Oct 13 03:02:01 puma20 journal: vdsm root CRITICAL taking calling process down.
Oct 13 03:02:01 puma20 journal: vdsm root CRITICAL taking calling process down.
Oct 13 03:02:01 puma20 journal: vdsm root CRITICAL taking calling process down.
Oct 13 03:02:01 puma20 systemd: libvirtd.service: main process exited, code=killed, status=11/SEGV
Oct 13 03:02:01 puma20 systemd: Unit libvirtd.service entered failed state.

To be honest, I don't know if this is the only cause of misbehaviour, but for sure it is one cause and quite big, so we need to move the bug against libvirt and block this one on it.

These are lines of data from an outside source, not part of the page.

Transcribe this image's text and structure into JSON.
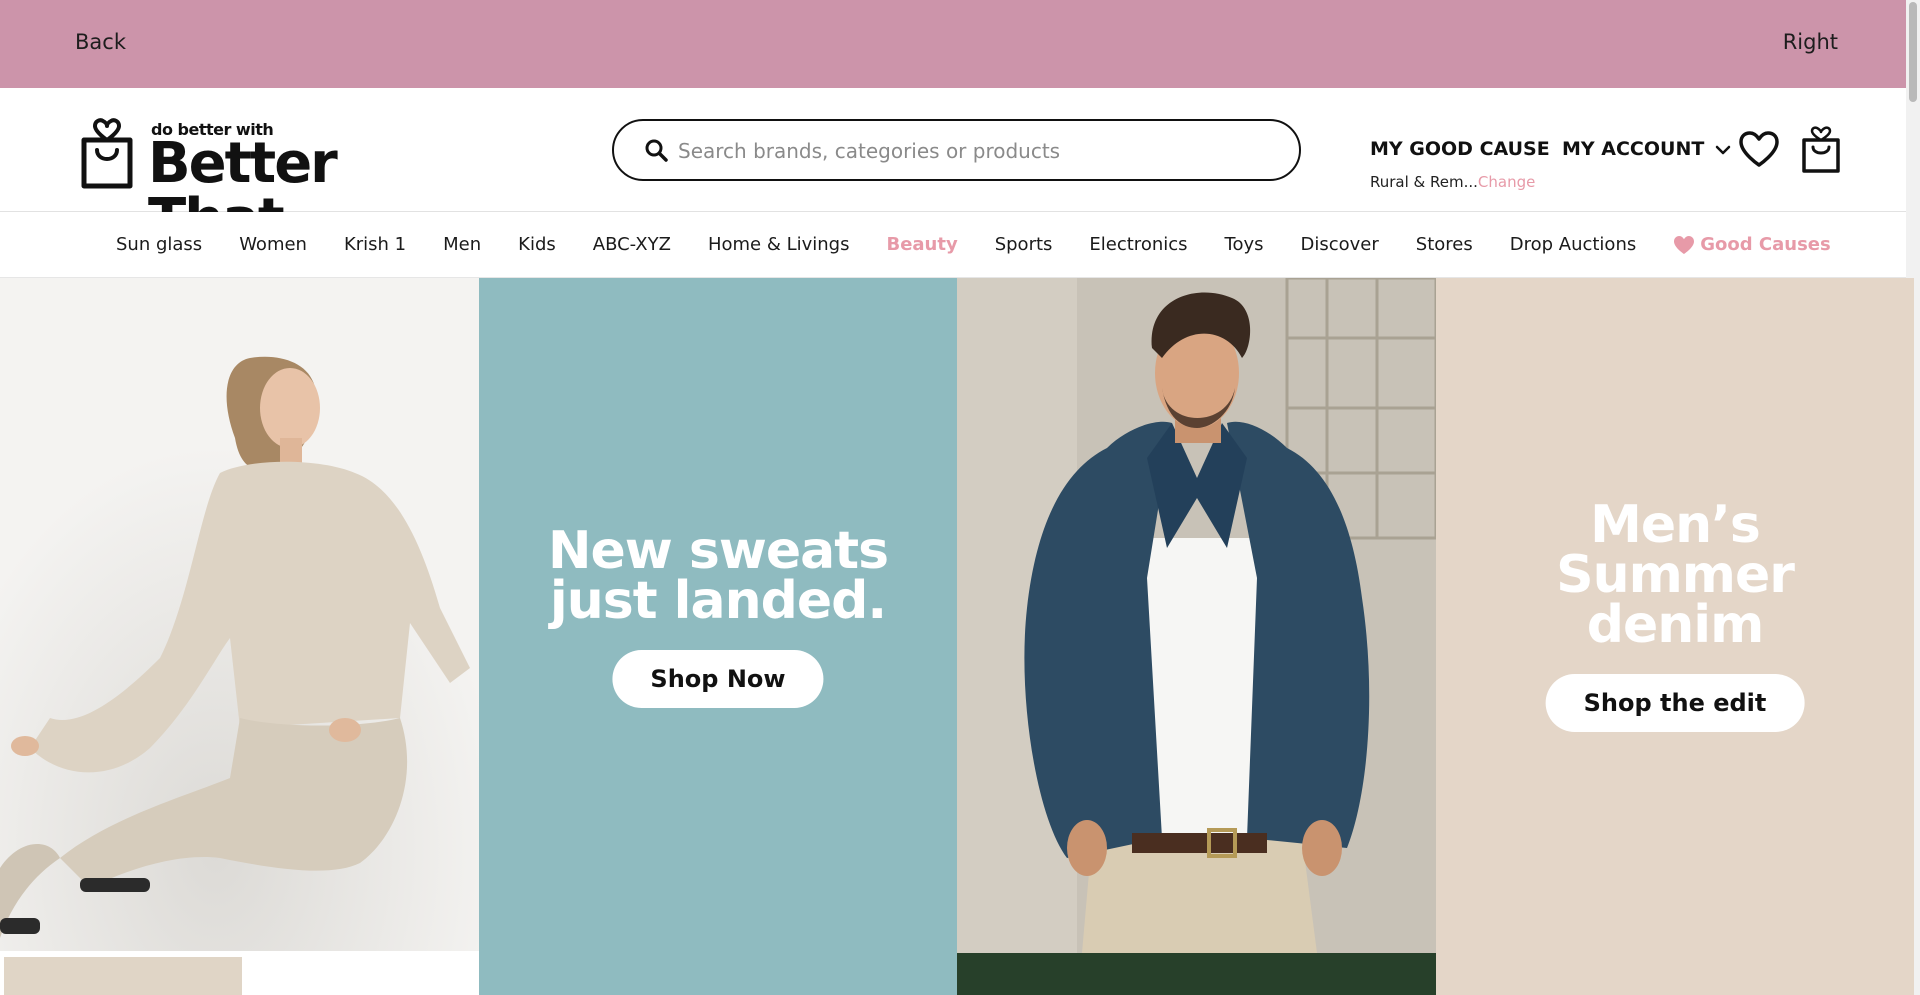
{
  "topbar": {
    "back_label": "Back",
    "right_label": "Right",
    "bg_color": "#cc94aa"
  },
  "logo": {
    "tagline": "do better with",
    "wordmark": "Better That."
  },
  "search": {
    "placeholder": "Search brands, categories or products",
    "value": ""
  },
  "header": {
    "good_cause_label": "MY GOOD CAUSE",
    "cause_name": "Rural & Rem...",
    "cause_change": "Change",
    "account_label": "MY ACCOUNT"
  },
  "nav": {
    "items": [
      {
        "label": "Sun glass"
      },
      {
        "label": "Women"
      },
      {
        "label": "Krish 1"
      },
      {
        "label": "Men"
      },
      {
        "label": "Kids"
      },
      {
        "label": "ABC-XYZ"
      },
      {
        "label": "Home & Livings"
      },
      {
        "label": "Beauty",
        "highlight": true
      },
      {
        "label": "Sports"
      },
      {
        "label": "Electronics"
      },
      {
        "label": "Toys"
      },
      {
        "label": "Discover"
      },
      {
        "label": "Stores"
      },
      {
        "label": "Drop Auctions"
      },
      {
        "label": "Good Causes",
        "highlight": true
      }
    ],
    "accent_color": "#e79aa8"
  },
  "hero": {
    "promo1": {
      "line1": "New sweats",
      "line2": "just landed.",
      "cta": "Shop Now",
      "bg_color": "#8fbbc0"
    },
    "promo2": {
      "line1": "Men’s",
      "line2": "Summer",
      "line3": "denim",
      "cta": "Shop the edit",
      "bg_color": "#e4d6c8"
    }
  }
}
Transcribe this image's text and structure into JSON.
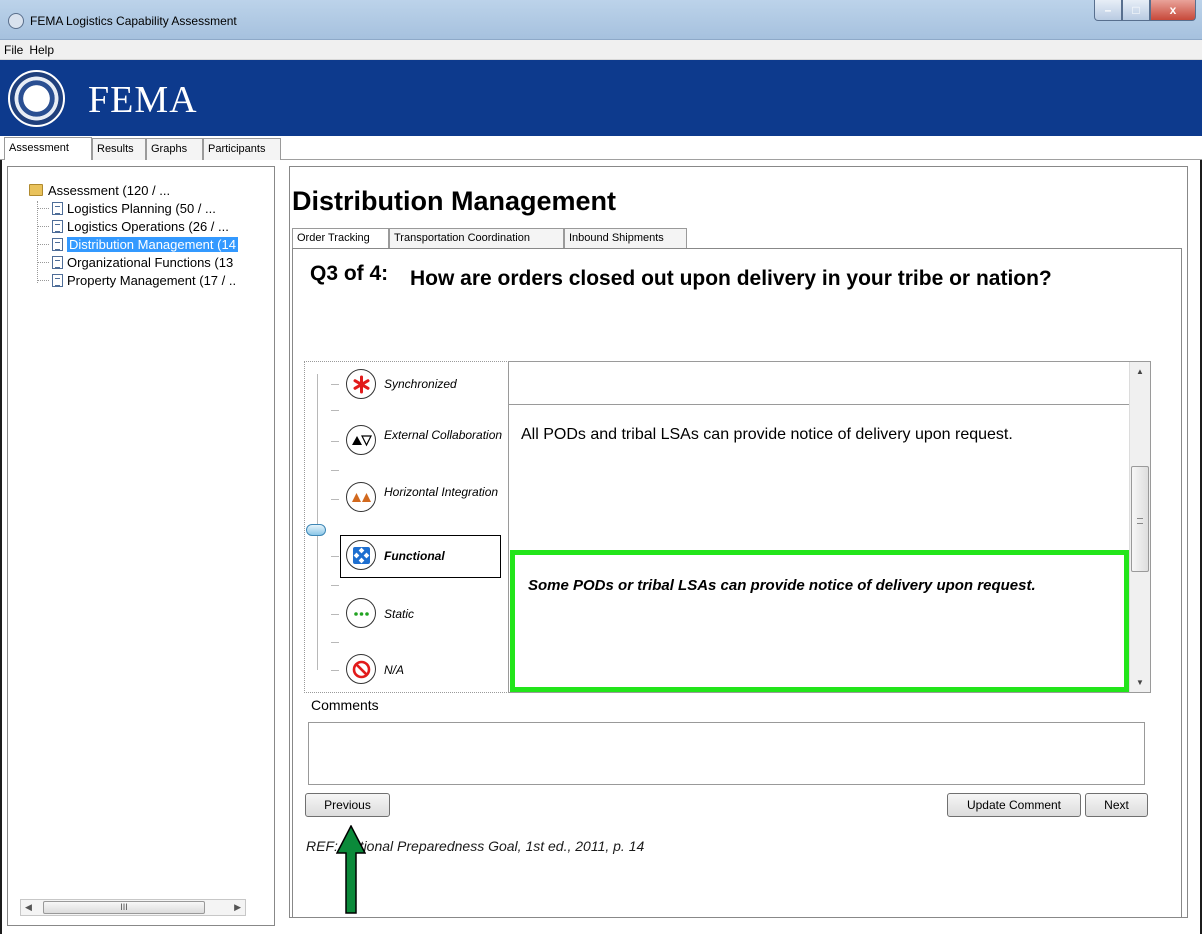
{
  "window": {
    "title": "FEMA Logistics Capability Assessment",
    "controls": {
      "minimize": "–",
      "maximize": "□",
      "close": "x"
    }
  },
  "menu": {
    "items": [
      "File",
      "Help"
    ]
  },
  "banner": {
    "brand": "FEMA",
    "seal_icon": "dhs-seal-icon",
    "bg_color": "#0d3a8d"
  },
  "main_tabs": [
    {
      "label": "Assessment",
      "active": true
    },
    {
      "label": "Results",
      "active": false
    },
    {
      "label": "Graphs",
      "active": false
    },
    {
      "label": "Participants",
      "active": false
    }
  ],
  "tree": {
    "root": "Assessment (120 / ...",
    "children": [
      {
        "label": "Logistics Planning (50 / ...",
        "selected": false
      },
      {
        "label": "Logistics Operations (26 / ...",
        "selected": false
      },
      {
        "label": "Distribution Management (14",
        "selected": true
      },
      {
        "label": "Organizational Functions (13",
        "selected": false
      },
      {
        "label": "Property Management (17 / ..",
        "selected": false
      }
    ],
    "scroll_thumb": "III"
  },
  "content": {
    "title": "Distribution Management",
    "sub_tabs": [
      {
        "label": "Order Tracking",
        "active": true
      },
      {
        "label": "Transportation Coordination",
        "active": false
      },
      {
        "label": "Inbound Shipments",
        "active": false
      }
    ],
    "question_number": "Q3 of 4:",
    "question_text": "How are orders closed out upon delivery in your tribe or nation?",
    "levels": [
      {
        "label": "Synchronized",
        "icon": "asterisk-icon",
        "color": "#e21b1b"
      },
      {
        "label": "External Collaboration",
        "icon": "triangles-icon",
        "color": "#000000"
      },
      {
        "label": "Horizontal Integration",
        "icon": "orange-triangles-icon",
        "color": "#d2691e"
      },
      {
        "label": "Functional",
        "icon": "diamond-icon",
        "color": "#1e6fd0",
        "selected": true
      },
      {
        "label": "Static",
        "icon": "dots-icon",
        "color": "#22a322"
      },
      {
        "label": "N/A",
        "icon": "prohibited-icon",
        "color": "#e21b1b"
      }
    ],
    "descriptions": {
      "external_collaboration": "All PODs and tribal LSAs can provide notice of delivery upon request.",
      "functional": "Some PODs or tribal LSAs can provide notice of delivery upon request."
    },
    "selected_highlight_color": "#22e51a",
    "comments_label": "Comments",
    "comments_value": "",
    "buttons": {
      "previous": "Previous",
      "update_comment": "Update Comment",
      "next": "Next"
    },
    "reference": "REF: National Preparedness Goal, 1st ed., 2011, p. 14",
    "annotation_arrow_color": "#0b8a3a"
  }
}
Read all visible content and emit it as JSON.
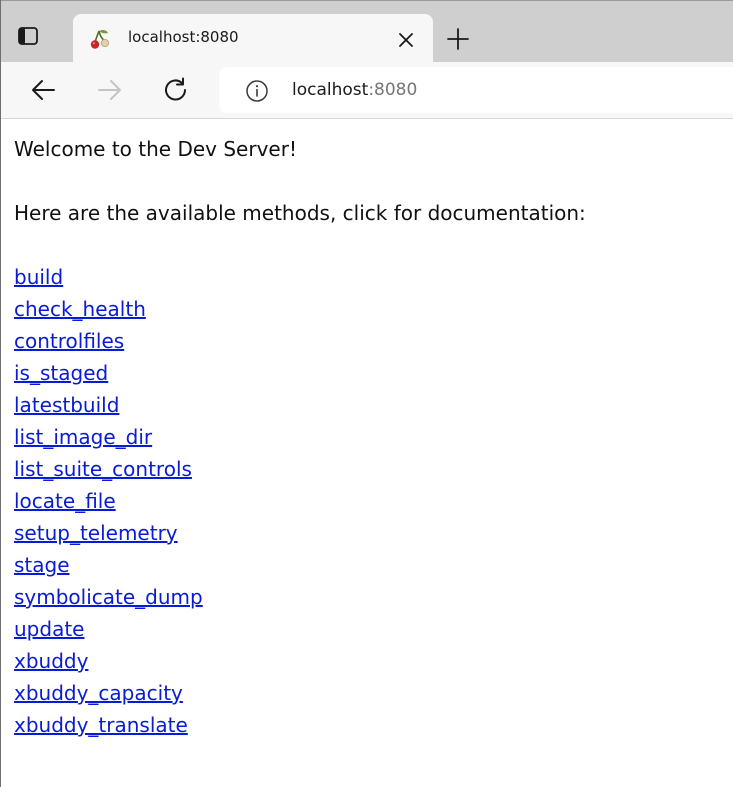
{
  "browser": {
    "tab": {
      "title": "localhost:8080"
    },
    "address_bar": {
      "host": "localhost",
      "port": ":8080"
    },
    "icons": {
      "tab_actions": "tab-actions-icon",
      "favicon": "cherry-favicon-icon",
      "close": "close-icon",
      "new_tab": "plus-icon",
      "back": "back-arrow-icon",
      "forward": "forward-arrow-icon",
      "reload": "reload-icon",
      "site_info": "info-icon"
    }
  },
  "page": {
    "welcome": "Welcome to the Dev Server!",
    "intro": "Here are the available methods, click for documentation:",
    "methods": [
      "build",
      "check_health",
      "controlfiles",
      "is_staged",
      "latestbuild",
      "list_image_dir",
      "list_suite_controls",
      "locate_file",
      "setup_telemetry",
      "stage",
      "symbolicate_dump",
      "update",
      "xbuddy",
      "xbuddy_capacity",
      "xbuddy_translate"
    ],
    "link_color": "#0b1ad6"
  }
}
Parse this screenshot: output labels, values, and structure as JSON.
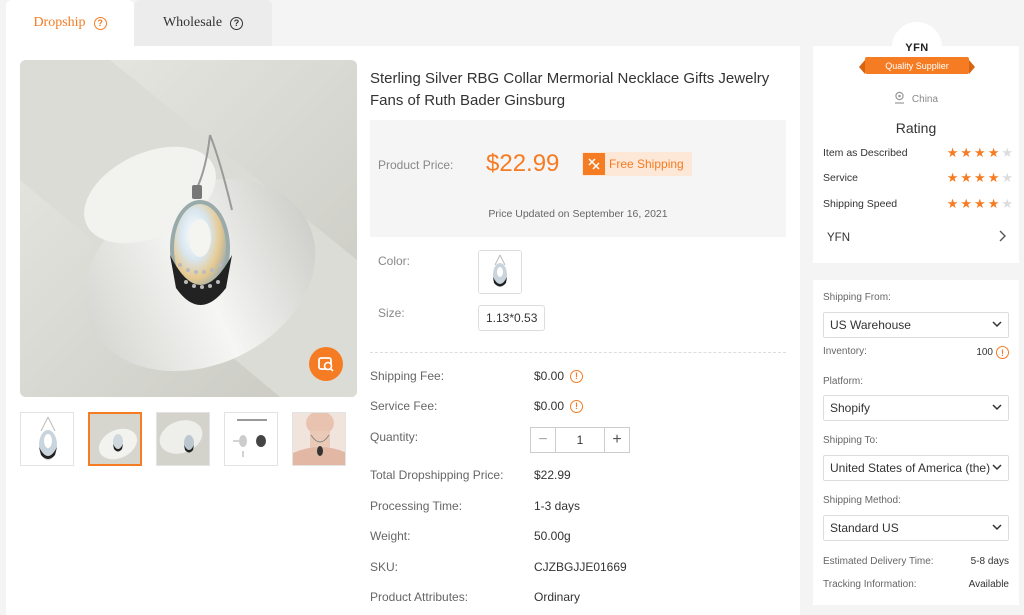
{
  "tabs": [
    {
      "label": "Dropship",
      "active": true
    },
    {
      "label": "Wholesale",
      "active": false
    }
  ],
  "product": {
    "title": "Sterling Silver RBG Collar Mermorial Necklace Gifts Jewelry Fans of Ruth Bader Ginsburg",
    "price_label": "Product Price:",
    "price": "$22.99",
    "free_shipping": "Free Shipping",
    "price_updated": "Price Updated on September 16, 2021",
    "color_label": "Color:",
    "size_label": "Size:",
    "size_value": "1.13*0.53",
    "details": {
      "shipping_fee_label": "Shipping Fee:",
      "shipping_fee": "$0.00",
      "service_fee_label": "Service Fee:",
      "service_fee": "$0.00",
      "quantity_label": "Quantity:",
      "quantity": "1",
      "total_label": "Total Dropshipping Price:",
      "total": "$22.99",
      "processing_label": "Processing Time:",
      "processing": "1-3 days",
      "weight_label": "Weight:",
      "weight": "50.00g",
      "sku_label": "SKU:",
      "sku": "CJZBGJJE01669",
      "attributes_label": "Product Attributes:",
      "attributes": "Ordinary"
    }
  },
  "gallery": {
    "thumbnail_count": 5,
    "selected_index": 1
  },
  "supplier": {
    "logo_text": "YFN",
    "badge": "Quality Supplier",
    "location": "China",
    "rating_title": "Rating",
    "ratings": [
      {
        "label": "Item as Described",
        "stars": 4
      },
      {
        "label": "Service",
        "stars": 4
      },
      {
        "label": "Shipping Speed",
        "stars": 4
      }
    ],
    "store_name": "YFN"
  },
  "shipping": {
    "from_label": "Shipping From:",
    "from_value": "US Warehouse",
    "inventory_label": "Inventory:",
    "inventory_value": "100",
    "platform_label": "Platform:",
    "platform_value": "Shopify",
    "to_label": "Shipping To:",
    "to_value": "United States of America (the)",
    "method_label": "Shipping Method:",
    "method_value": "Standard US",
    "delivery_label": "Estimated Delivery Time:",
    "delivery_value": "5-8 days",
    "tracking_label": "Tracking Information:",
    "tracking_value": "Available"
  },
  "colors": {
    "accent": "#f57c23",
    "panel_bg": "#ffffff",
    "page_bg": "#f4f4f4"
  }
}
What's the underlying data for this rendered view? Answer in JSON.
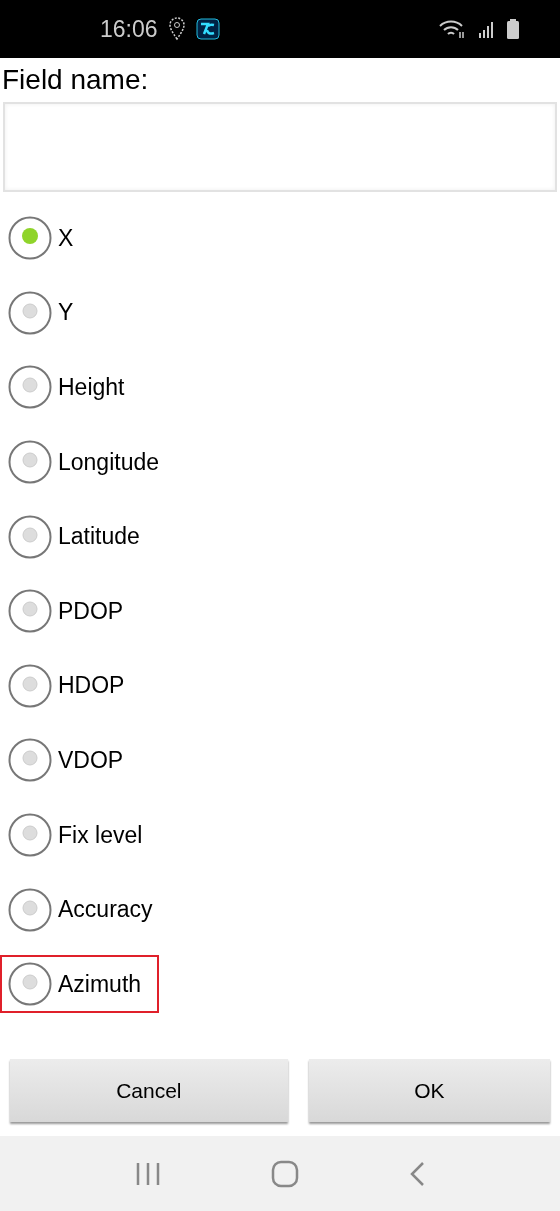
{
  "status_bar": {
    "time": "16:06"
  },
  "field": {
    "label": "Field name:"
  },
  "options": [
    {
      "label": "X",
      "selected": true,
      "highlighted": false
    },
    {
      "label": "Y",
      "selected": false,
      "highlighted": false
    },
    {
      "label": "Height",
      "selected": false,
      "highlighted": false
    },
    {
      "label": "Longitude",
      "selected": false,
      "highlighted": false
    },
    {
      "label": "Latitude",
      "selected": false,
      "highlighted": false
    },
    {
      "label": "PDOP",
      "selected": false,
      "highlighted": false
    },
    {
      "label": "HDOP",
      "selected": false,
      "highlighted": false
    },
    {
      "label": "VDOP",
      "selected": false,
      "highlighted": false
    },
    {
      "label": "Fix level",
      "selected": false,
      "highlighted": false
    },
    {
      "label": "Accuracy",
      "selected": false,
      "highlighted": false
    },
    {
      "label": "Azimuth",
      "selected": false,
      "highlighted": true
    }
  ],
  "buttons": [
    "Cancel",
    "OK"
  ]
}
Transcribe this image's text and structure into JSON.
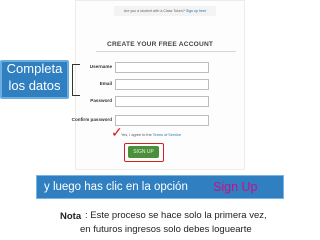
{
  "form": {
    "teacher_prompt": "Are you a student with a Class Token?",
    "teacher_link": "Sign up here",
    "title": "CREATE YOUR FREE ACCOUNT",
    "fields": [
      {
        "label": "Username"
      },
      {
        "label": "Email"
      },
      {
        "label": "Password"
      },
      {
        "label": "Confirm password"
      }
    ],
    "terms_prefix": "Yes, I agree to the",
    "terms_link": "Terms of Service",
    "signup_button": "SIGN UP"
  },
  "callout": {
    "line1": "Completa",
    "line2": "los datos"
  },
  "banner": {
    "text": "y luego has clic en la opción",
    "emphasis": "Sign Up"
  },
  "note": {
    "label": "Nota",
    "line1": ": Este proceso se hace solo la primera vez,",
    "line2": "en futuros ingresos solo debes loguearte"
  },
  "colors": {
    "callout_blue": "#2f7fc1",
    "emphasis_magenta": "#c80f86",
    "signup_green": "#4a8f3a",
    "highlight_red": "#d42020"
  }
}
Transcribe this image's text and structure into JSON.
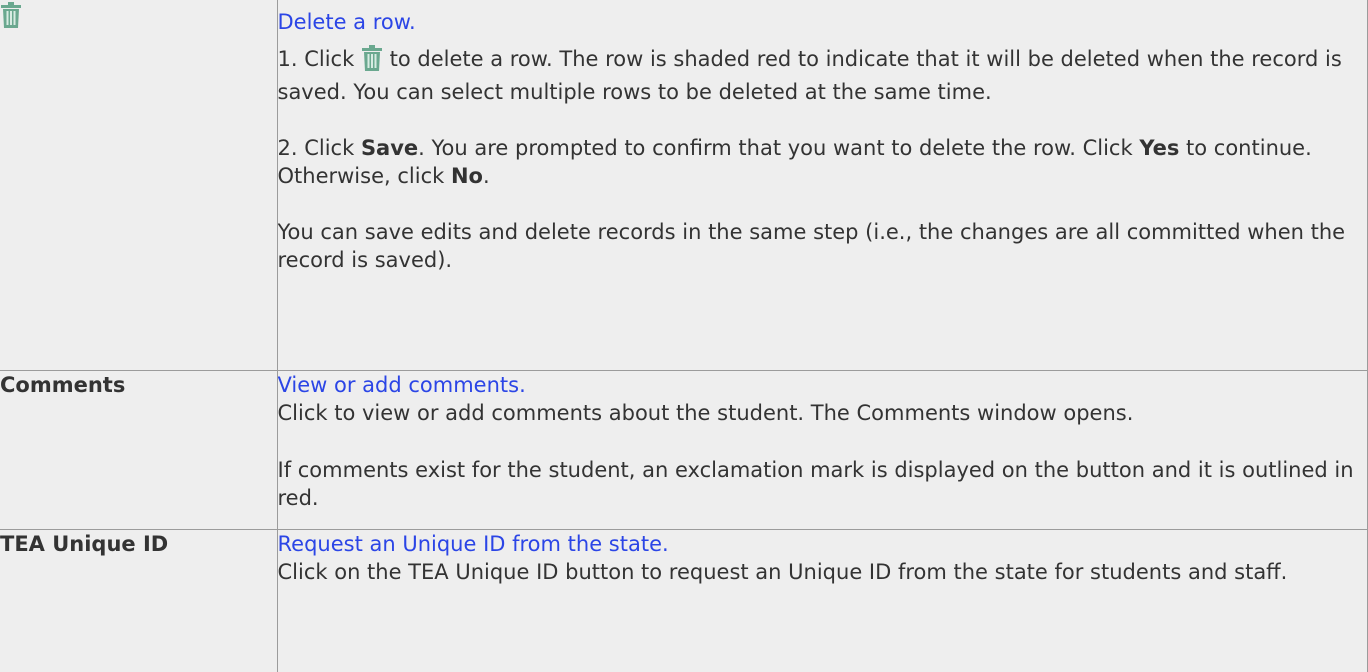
{
  "rows": [
    {
      "label": "",
      "icon": "trash-icon",
      "link": "Delete a row.",
      "step1_before": "1. Click ",
      "step1_after": " to delete a row. The row is shaded red to indicate that it will be deleted when the record is saved. You can select multiple rows to be deleted at the same time.",
      "step2_a": "2. Click ",
      "step2_save": "Save",
      "step2_b": ". You are prompted to confirm that you want to delete the row. Click ",
      "step2_yes": "Yes",
      "step2_c": " to continue. Otherwise, click ",
      "step2_no": "No",
      "step2_d": ".",
      "note": "You can save edits and delete records in the same step (i.e., the changes are all committed when the record is saved)."
    },
    {
      "label": "Comments",
      "link": "View or add comments.",
      "desc": "Click to view or add comments about the student. The Comments window opens.",
      "note": "If comments exist for the student, an exclamation mark is displayed on the button and it is outlined in red."
    },
    {
      "label": "TEA Unique ID",
      "link": "Request an Unique ID from the state.",
      "desc": "Click on the TEA Unique ID button to request an Unique ID from the state for students and staff."
    }
  ],
  "colors": {
    "link": "#2b45e6",
    "text": "#333333",
    "cell_bg": "#eeeeee",
    "border": "#9b9b9b",
    "icon": "#6aa88f"
  }
}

--- Additional comment from Francesco Romani on 2014-10-15 03:12:11 EDT ---

same as https://bugzilla.redhat.com/show_bug.cgi?id=1083485 apparently.

Either we manage to fetch a coredump or we have to close this as well since it seems  there is nothing we can do

Comment 1 Ilanit Stein 2014-10-19 07:10:17 UTC
Created attachment 948203 [details]
test logs

Comment 4 Michal Skrivanek 2014-11-03 13:52:54 UTC
parent bug has been closed as we were unable to get a core dump and the bug stopped reproducing

Comment 5 Jiri Denemark 2014-11-10 13:07:30 UTC
Unfortunately, there's not much we can do without a reproducer or backtrace. I looked at the migration code around the places mentioned in the log generated by SIGSEGV handler but I didn't spot anything suspicious. That said, I'm closing this bug to match the original vdsm bug. Please, file a new bug with a backtrace attached in case this issue reappears.